Charlie Crist's grand entrance into the governor's race occured Monday morning and there's sure to be a lot of analysis and speculation about how Crist will fare against incumbent GOP Gov. Rick Scott.
But lost in the flurry of analysis - and the constant public relations barrage from the Republican Party of Florida dissecting Crist's lengthy political career - is that there is one big change that has happened that could impact Crist's campaign for governor.
And that of course is that this year the Republican-led Legislature - instigated primarily by House Speaker Will Weatherford - did a major overhaul of the state's campaign finance laws.
This past Friday key portions of that overhaul - higher campaign limits - kicked in.
From now on, candidates in statewide races can collect up to $3,000 from each individual contributor _ or six times more than the previous limit of $500.
But what legislators did not alter was Florida's public campaign financing system. That's the system that allows candidates for statewide office to get matching funds from taxpayers for contributions they receive.
Crist has relied on public matching money in the past, collecting $3.3 million in his successful 2006 run for governor.
One could argue that what legislators did, however, was sharply dilute the impact of public financing in such a way that might make it meaningless going forward.
Under the law candidates get contributions that either double - or matched equally - the amount of money they received from certain contributors (The prime qualifications being that the contributor is a Florida resident and a real person as opposed to a Florida-based corporation.)
But when legislators changed the law they left the current amount candidates receive in matching money unchanged.
That means the most that Crist could get from the state is $500 in matching funds for each eligible contributor who donates money.
The way it works is that candidates get a two-for-one match for every contribution up to $250 that is part of what is called the "threshold" to be eligible for public financing. The threshold for candidates for governor is $150,000. Then candidates get a one to one match _ with a maximum of $250 _ on the remaining eligible contributions.
Yet there's another catch here: Candidates who wish to receive public campaign funding must agree to abide by campaign expenditure limits.
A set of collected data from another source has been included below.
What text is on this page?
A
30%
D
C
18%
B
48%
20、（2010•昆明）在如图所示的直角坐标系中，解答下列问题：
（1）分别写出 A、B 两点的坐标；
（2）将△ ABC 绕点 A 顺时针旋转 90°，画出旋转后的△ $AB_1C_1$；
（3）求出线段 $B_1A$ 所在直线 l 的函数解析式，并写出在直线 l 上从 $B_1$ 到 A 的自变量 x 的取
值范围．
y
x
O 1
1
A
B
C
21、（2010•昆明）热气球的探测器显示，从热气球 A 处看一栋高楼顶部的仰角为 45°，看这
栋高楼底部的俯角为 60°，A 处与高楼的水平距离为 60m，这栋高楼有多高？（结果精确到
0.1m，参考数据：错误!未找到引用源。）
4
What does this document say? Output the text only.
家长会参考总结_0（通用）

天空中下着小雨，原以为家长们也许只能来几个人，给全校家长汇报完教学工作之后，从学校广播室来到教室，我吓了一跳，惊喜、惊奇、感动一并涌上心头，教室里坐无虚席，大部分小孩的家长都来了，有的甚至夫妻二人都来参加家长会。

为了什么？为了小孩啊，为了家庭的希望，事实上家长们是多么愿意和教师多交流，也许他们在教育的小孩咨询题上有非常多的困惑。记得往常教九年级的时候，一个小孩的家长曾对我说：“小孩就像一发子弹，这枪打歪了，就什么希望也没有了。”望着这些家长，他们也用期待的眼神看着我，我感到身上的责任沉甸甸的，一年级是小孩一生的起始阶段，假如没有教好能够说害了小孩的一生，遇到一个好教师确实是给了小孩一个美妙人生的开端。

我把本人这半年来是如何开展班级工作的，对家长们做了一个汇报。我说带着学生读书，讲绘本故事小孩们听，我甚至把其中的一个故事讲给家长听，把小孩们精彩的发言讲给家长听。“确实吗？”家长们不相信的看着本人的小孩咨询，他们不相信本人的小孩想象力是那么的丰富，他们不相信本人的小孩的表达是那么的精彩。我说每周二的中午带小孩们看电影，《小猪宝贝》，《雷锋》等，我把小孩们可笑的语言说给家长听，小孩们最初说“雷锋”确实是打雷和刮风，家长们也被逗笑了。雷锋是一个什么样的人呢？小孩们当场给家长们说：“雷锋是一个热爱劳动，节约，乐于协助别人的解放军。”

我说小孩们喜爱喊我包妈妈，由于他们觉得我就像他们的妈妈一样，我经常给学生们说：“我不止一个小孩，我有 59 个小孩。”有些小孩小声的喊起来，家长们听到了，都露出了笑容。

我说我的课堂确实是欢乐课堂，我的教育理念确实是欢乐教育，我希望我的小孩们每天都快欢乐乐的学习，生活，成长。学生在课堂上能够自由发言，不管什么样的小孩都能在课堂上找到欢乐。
During the 2014 campaign the limit according to the Division of Elections is $25 million.
Scott, who did not collect public financing last time because he used more than $70 million of his own money, is of course not going to abide by these limits. He's already publicly proclaimed his intention to spend collect and spend tens of millions on his re-election effort. (Note: Scott also successfully sued to strike a key portion of the law that gives extra money to a candidate opposed by someone who exceeds the spending cap.)
Under the wording of the law Crist can also exceed the $25 million cap but only after the non-participating candidate "exceeds" the expenditure limit.
Note the word there - once the "candidate" - exceeds the limit. That means the official campaign account of Gov. Scott. It does not mean Let's Get to Work, his 527 that has already collected $18 million since the summer of 2011 and is going up with its first ad buy this week.
There are also ways the Republican Party of Florida can assist Scott as well that would not count toward the total.
It's therefore conceivable _ although slightly improbable _ that Scott's official campaign could never hit the cap because of all the heavy lifting done elsewhere.
Now, was this all done by design?
Sen. Jack Latvala, the Pinellas County Republican and chairman of the Senate Ethics and Elections Committee, said no. He said that the potential impact of public financing didn't even come up during the work on the overhaul.
"You tend to forget it's even on the books,'' Latvala said.
The question, however, for Crist is whether or not the strings and limitations associated with the law will be worth it.
Chief Financial Officer Alex Sink during her closely contested race against Scott opted not to accept public financing out of concern that Scott would attack her for using taxpayer money for her campaign. After losing by roughly 60,000 votes there was a lot of after-the-fact speculation that the $4 million she was eligible for could have helped close the gap with Scott.
Today of course none of this matters. But it could matter next year when Crist will be scrambling for every dollar in an effort to keep up the large amounts of money Scott and the Republicans will spend to keep the governor's mansion.